Serious joy does not wait for hospice care in the house of tears; it’s offered to us right now as a necessary ballast for faith in a fallen world. Serious joy makes it possible for us to live inside the simultaneous juxtaposition of sorrowing and rejoicing (2 Corinthians 6:10; 7:4).

Such a serious joy shapes everything about the life of faith. It shapes our worship and preaching and discipleship. It can be the focus of schooling, as an “Education in Serious Joy” (Bethlehem College & Seminary). It should shape our missional focus, as John Piper says, “We exist to summon the world to serious joy in a sovereign Savior.” Serious joy embraces and governs every experience in the Christian life.

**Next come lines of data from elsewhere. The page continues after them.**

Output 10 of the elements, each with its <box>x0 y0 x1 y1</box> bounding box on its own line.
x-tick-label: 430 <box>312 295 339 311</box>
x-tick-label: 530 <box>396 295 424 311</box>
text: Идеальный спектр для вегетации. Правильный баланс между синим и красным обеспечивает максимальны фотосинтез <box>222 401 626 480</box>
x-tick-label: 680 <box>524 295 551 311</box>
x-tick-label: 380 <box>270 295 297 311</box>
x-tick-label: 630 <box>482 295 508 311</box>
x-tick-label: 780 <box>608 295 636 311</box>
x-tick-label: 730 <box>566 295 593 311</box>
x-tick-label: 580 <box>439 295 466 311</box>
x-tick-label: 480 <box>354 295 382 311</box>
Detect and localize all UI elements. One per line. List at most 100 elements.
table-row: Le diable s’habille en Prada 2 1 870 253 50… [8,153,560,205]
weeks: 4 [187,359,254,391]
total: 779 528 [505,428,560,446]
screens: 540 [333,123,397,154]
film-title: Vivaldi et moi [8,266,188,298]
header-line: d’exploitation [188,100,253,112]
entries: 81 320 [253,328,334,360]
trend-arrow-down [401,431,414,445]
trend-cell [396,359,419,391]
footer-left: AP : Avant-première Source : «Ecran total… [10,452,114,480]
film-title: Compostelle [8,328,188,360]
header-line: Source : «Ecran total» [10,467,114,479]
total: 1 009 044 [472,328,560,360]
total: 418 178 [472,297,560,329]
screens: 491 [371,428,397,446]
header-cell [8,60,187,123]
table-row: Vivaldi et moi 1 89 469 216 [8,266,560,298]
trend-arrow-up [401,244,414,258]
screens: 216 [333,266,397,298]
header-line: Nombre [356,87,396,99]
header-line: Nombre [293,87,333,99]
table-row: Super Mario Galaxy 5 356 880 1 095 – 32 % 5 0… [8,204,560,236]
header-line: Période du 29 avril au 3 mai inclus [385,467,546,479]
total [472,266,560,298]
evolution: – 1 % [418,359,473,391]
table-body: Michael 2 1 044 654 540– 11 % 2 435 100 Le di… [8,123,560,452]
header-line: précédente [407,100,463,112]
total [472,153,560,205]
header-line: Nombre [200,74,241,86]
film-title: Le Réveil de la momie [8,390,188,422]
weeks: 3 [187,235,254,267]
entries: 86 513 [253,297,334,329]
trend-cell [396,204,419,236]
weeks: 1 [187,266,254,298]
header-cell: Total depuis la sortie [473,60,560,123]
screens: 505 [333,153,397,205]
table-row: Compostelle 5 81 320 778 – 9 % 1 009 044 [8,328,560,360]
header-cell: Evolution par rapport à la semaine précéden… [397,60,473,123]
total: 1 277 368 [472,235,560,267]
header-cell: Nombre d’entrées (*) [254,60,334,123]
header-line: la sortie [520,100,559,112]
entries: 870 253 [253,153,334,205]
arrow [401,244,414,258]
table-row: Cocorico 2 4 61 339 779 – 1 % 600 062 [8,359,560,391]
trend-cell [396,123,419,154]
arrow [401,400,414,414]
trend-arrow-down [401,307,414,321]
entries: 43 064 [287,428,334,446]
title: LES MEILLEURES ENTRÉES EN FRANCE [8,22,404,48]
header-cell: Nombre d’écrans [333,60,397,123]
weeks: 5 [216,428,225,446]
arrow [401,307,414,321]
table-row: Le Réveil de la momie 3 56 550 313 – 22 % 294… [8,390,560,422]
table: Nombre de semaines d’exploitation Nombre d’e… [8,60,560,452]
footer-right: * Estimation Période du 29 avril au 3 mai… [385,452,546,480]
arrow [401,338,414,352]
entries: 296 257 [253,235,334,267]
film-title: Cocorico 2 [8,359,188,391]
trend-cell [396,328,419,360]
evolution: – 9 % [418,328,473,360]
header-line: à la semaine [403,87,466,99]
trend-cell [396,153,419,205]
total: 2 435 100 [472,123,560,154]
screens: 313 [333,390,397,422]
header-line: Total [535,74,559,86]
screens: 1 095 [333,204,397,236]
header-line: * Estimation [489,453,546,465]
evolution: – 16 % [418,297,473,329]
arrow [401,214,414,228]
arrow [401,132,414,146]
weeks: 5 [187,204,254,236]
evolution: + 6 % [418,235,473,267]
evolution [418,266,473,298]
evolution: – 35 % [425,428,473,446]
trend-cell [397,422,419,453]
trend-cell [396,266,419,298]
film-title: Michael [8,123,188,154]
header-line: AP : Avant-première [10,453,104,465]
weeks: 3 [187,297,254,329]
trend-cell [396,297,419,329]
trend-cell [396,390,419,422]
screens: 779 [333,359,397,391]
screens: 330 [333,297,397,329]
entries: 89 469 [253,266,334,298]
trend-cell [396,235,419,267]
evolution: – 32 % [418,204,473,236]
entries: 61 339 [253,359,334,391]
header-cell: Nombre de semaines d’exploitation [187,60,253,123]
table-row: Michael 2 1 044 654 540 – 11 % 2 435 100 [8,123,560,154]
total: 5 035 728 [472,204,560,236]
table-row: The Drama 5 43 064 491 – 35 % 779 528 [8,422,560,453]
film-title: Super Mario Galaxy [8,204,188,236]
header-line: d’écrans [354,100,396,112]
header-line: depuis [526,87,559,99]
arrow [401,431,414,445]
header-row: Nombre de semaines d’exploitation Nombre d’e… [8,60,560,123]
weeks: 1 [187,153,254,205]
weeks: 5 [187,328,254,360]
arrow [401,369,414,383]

“There is a joy strong enough to carry us through life’s hardest experiences.”

Taylor and Piper are not alone in making this discovery. Charles Spurgeon said it centuries ago: “Be not frivolous, but be joyful; gravely, heartily, deeply joyful.” And Martyn Lloyd-Jones said it decades ago: “People have this foolish notion that you cannot be happy and serious at the same time. That is where the trouble comes in. But you can. The only joy worth having is a serious joy, a sober joy, a deep joy, a solid joy” (Living Water, 417).

More recently, Piper explained serious joy in these sobered words:

Christian Hedonists can smell the flames of hell. Christian Hedonists tremble still at the ledge from which we were snatched. Christian Hedonists see those who are toppling toward wrath as people who are just like us, only not yet snatched by grace alone from the ledge. Christian Hedonists feel a potential for joy — infinitely serious joy — in the God of holiness and wrath and grace that is so great it would break our heart if God did not give us a divine ability to bear the weight of our happiness without being crushed by it. Oh, the difference in worship when the wrath of God is known and felt! Gone is jesting and silliness and slapstick and pettiness and trifling and joking and clowning and levity.

God is the gladness of our joy, a crushingly deep and weighty joy. Deep seriousness is no threat to this joy. Indeed, serious joy alone is a solid joy for our lives. Seriousness does not threaten joy. Seriousness only threatens our folly. And that’s a threat we can joyfully welcome.